Policjant podniósł słuchawkę i wcisnął kilka cyfr na telefonie.
– Mam tu jakiegoś elegancika do Storma. Wygląda na kogoś, kto liczy więcej za godzinę niż tamten mecenasik od mojego rozwodu, który mnie słono kosztował, więc… Nie ma pośpiechu.
No tak. Policjanci nie przepadali za adwokatami.
– Powinieneś się przerzucić na ciekawsze hobby. Bycie dupkiem dla prawników jest cholernie banalne. Nie muszę chyba przypominać, że nie możecie już przesłuchiwać mojego klienta. Zakładam też, że zgodnie z prawem próbowaliście się skontaktować z rodzicem lub opiekunem dzieciaka, zanim go o cokolwiek zapytaliście?
– Nie jesteś z nim czasem spokrewniony? Macie to samo ujmujące usposobienie. Posadź tyłek na tej wygodnej drewnianej ławce. – Wskazał na ławkę po drugiej stronie pomieszczenia i wrócił do wpatrywania się w komputer. – Zawołam cię, kiedy będziemy mogli się tym zająć.
Westchnąłem ciężko. Kłótnia na komisariacie nie miała najmniejszego sensu. Usiadłem więc i pół godziny później wciąż byłem pochłonięty odpowiadaniem na e-maile, gdy usłyszałem, jak otwierają się i zamykają drzwi komisariatu. Z początku nie podniosłem wzroku, dopóki nie usłyszałem, jak sierżant wypowiada imię: „Augustus Storm”. Znowu rozmawiał z kimś przez telefon, podczas gdy przy jego biurku stała jakaś kobieta.

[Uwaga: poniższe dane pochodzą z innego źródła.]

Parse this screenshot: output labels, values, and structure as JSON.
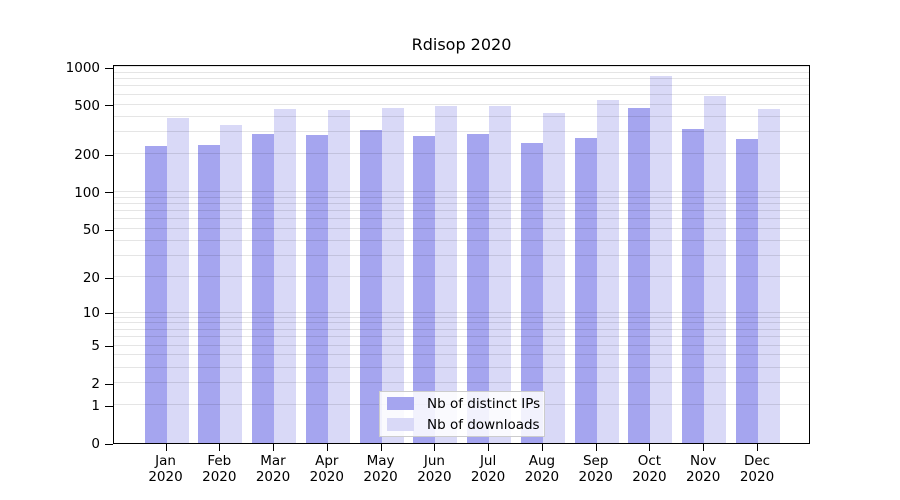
{
  "title": "Rdisop 2020",
  "colors": {
    "distinct_ips": "#a5a5ef",
    "downloads": "#d9d9f7",
    "grid": "rgba(0,0,0,0.10)",
    "axis": "#000000",
    "legend_border": "#cccccc",
    "legend_bg": "rgba(255,255,255,0.85)"
  },
  "y_axis": {
    "ticks": [
      0,
      1,
      2,
      5,
      10,
      20,
      50,
      100,
      200,
      500,
      1000
    ]
  },
  "x_axis": {
    "months": [
      "Jan",
      "Feb",
      "Mar",
      "Apr",
      "May",
      "Jun",
      "Jul",
      "Aug",
      "Sep",
      "Oct",
      "Nov",
      "Dec"
    ],
    "year": "2020"
  },
  "legend": {
    "items": [
      {
        "label": "Nb of distinct IPs",
        "color_key": "distinct_ips"
      },
      {
        "label": "Nb of downloads",
        "color_key": "downloads"
      }
    ]
  },
  "chart_data": {
    "type": "bar",
    "title": "Rdisop 2020",
    "categories": [
      "Jan 2020",
      "Feb 2020",
      "Mar 2020",
      "Apr 2020",
      "May 2020",
      "Jun 2020",
      "Jul 2020",
      "Aug 2020",
      "Sep 2020",
      "Oct 2020",
      "Nov 2020",
      "Dec 2020"
    ],
    "series": [
      {
        "name": "Nb of distinct IPs",
        "color_key": "distinct_ips",
        "values": [
          232,
          240,
          292,
          287,
          314,
          282,
          292,
          246,
          269,
          468,
          318,
          266
        ]
      },
      {
        "name": "Nb of downloads",
        "color_key": "downloads",
        "values": [
          392,
          344,
          459,
          450,
          471,
          485,
          491,
          427,
          546,
          843,
          584,
          463
        ]
      }
    ],
    "xlabel": "",
    "ylabel": "",
    "yscale": "log10(1+y)",
    "ylim": [
      0,
      1000
    ],
    "yticks": [
      0,
      1,
      2,
      5,
      10,
      20,
      50,
      100,
      200,
      500,
      1000
    ],
    "grid": true,
    "legend_position": "bottom-center"
  }
}
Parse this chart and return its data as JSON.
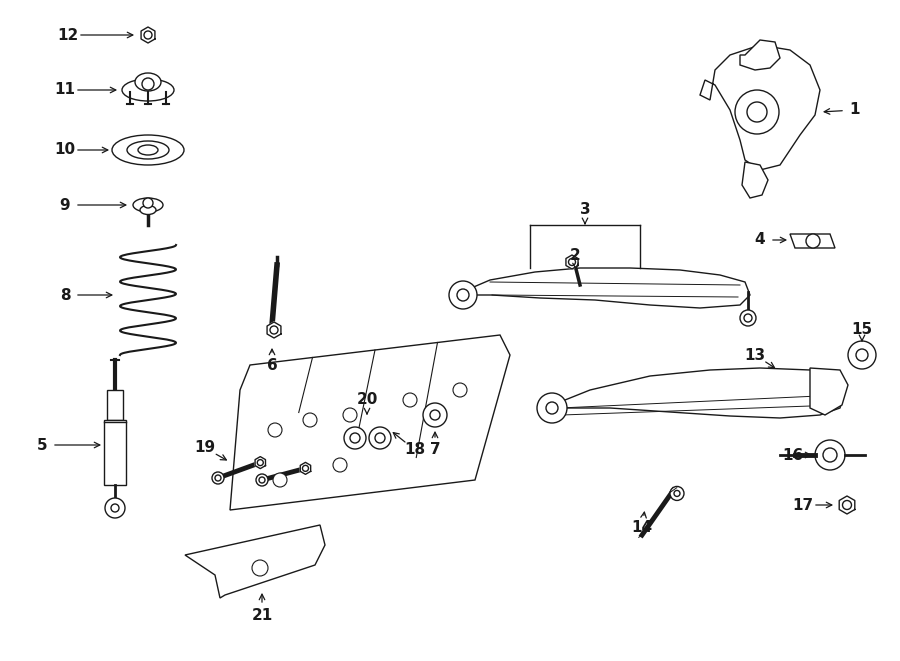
{
  "bg_color": "#ffffff",
  "line_color": "#1a1a1a",
  "fig_width": 9.0,
  "fig_height": 6.61,
  "dpi": 100
}
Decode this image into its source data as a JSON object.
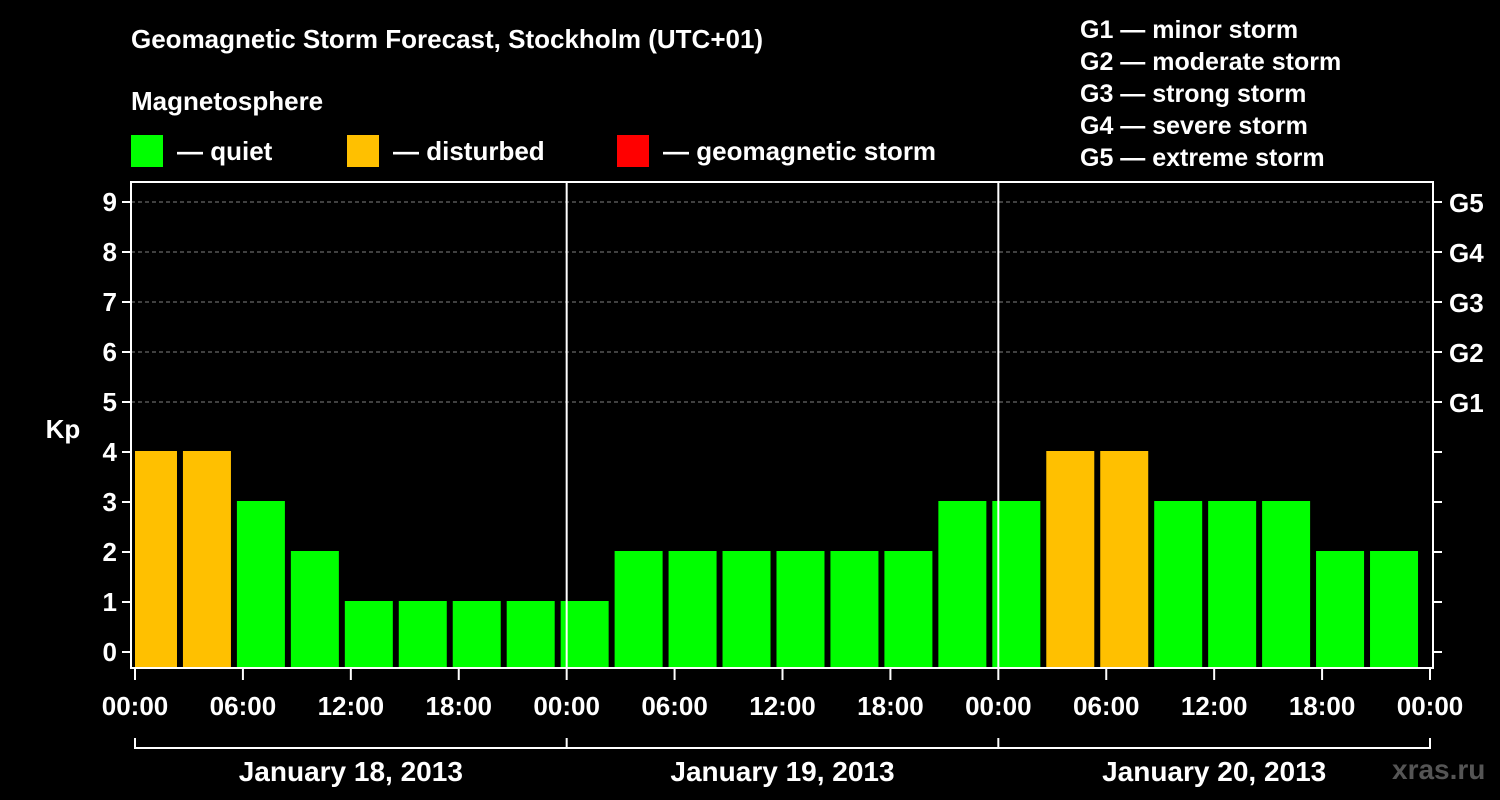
{
  "chart_data": {
    "type": "bar",
    "title": "Geomagnetic Storm Forecast, Stockholm (UTC+01)",
    "ylabel": "Kp",
    "ylim": [
      0,
      9.5
    ],
    "yticks": [
      "0",
      "1",
      "2",
      "3",
      "4",
      "5",
      "6",
      "7",
      "8",
      "9"
    ],
    "right_axis_labels": [
      {
        "value": 5,
        "label": "G1"
      },
      {
        "value": 6,
        "label": "G2"
      },
      {
        "value": 7,
        "label": "G3"
      },
      {
        "value": 8,
        "label": "G4"
      },
      {
        "value": 9,
        "label": "G5"
      }
    ],
    "x_tick_labels": [
      "00:00",
      "06:00",
      "12:00",
      "18:00",
      "00:00",
      "06:00",
      "12:00",
      "18:00",
      "00:00",
      "06:00",
      "12:00",
      "18:00",
      "00:00"
    ],
    "days": [
      "January 18, 2013",
      "January 19, 2013",
      "January 20, 2013"
    ],
    "bar_hours": [
      1,
      4,
      7,
      10,
      13,
      16,
      19,
      22,
      25,
      28,
      31,
      34,
      37,
      40,
      43,
      46,
      49,
      52,
      55,
      58,
      61,
      64,
      67,
      70
    ],
    "values": [
      4,
      4,
      3,
      2,
      1,
      1,
      1,
      1,
      1,
      2,
      2,
      2,
      2,
      2,
      2,
      3,
      3,
      4,
      4,
      3,
      3,
      3,
      2,
      2
    ],
    "grid": true,
    "colors": {
      "quiet": "#00ff00",
      "disturbed": "#ffc000",
      "storm": "#ff0000",
      "grid": "#808080",
      "axis": "#ffffff"
    }
  },
  "legend": {
    "title": "Magnetosphere",
    "items": [
      {
        "label": "— quiet",
        "color": "#00ff00"
      },
      {
        "label": "— disturbed",
        "color": "#ffc000"
      },
      {
        "label": "— geomagnetic storm",
        "color": "#ff0000"
      }
    ]
  },
  "gscale": [
    "G1 — minor storm",
    "G2 — moderate storm",
    "G3 — strong storm",
    "G4 — severe storm",
    "G5 — extreme storm"
  ],
  "watermark": "xras.ru"
}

Augustus? Uśmiechnąłem się pod nosem. Nic dziwnego, że chłopak przedstawia się jako Storm. Już nawet bez takiego imienia trudno było zdobyć szacunek dzieciaków w jego dzielnicy. Poprawiłem krawat i wstałem z zamiarem podejścia do kobiety, którą wziąłem za opiekunkę chłopca. Kiedy jednak ujrzałem jej profil, zatrzymałem się w pół kroku.
Dosłownie stanąłem jak wryty.
Wyglądała cholernie znajomo…
Kiedy się tak na nią gapiłem, przemówiła do policjanta dyżurnego, więc pochyliłem się, żeby ją usłyszeć.
Ten głos.
Znałem ten słodki, dźwięczny głos – mogłaby nim kazać komuś spieprzać, a on nawet by się nie zorientował.
Dopiero gdy sierżant wskazał na mnie, a kobieta się odwróciła, zdałem sobie sprawę, że faktycznie kazała mi się kiedyś odpieprzyć, chociaż nie tyle słowami, co czynami. Nasze spojrzenia się spotkały. Obdarzyłem ją uśmiechem, ale go nie odwzajemniła. Rozszerzyła tylko oczy ze zdziwienia, gdy do niej podszedłem.
– Witaj, Autumn.
* Przezwisko wywodzące się od nazwiska Dickson. W języku angielskim słowo „dick” oznacza, między innymi, penisa (przyp. tłum.).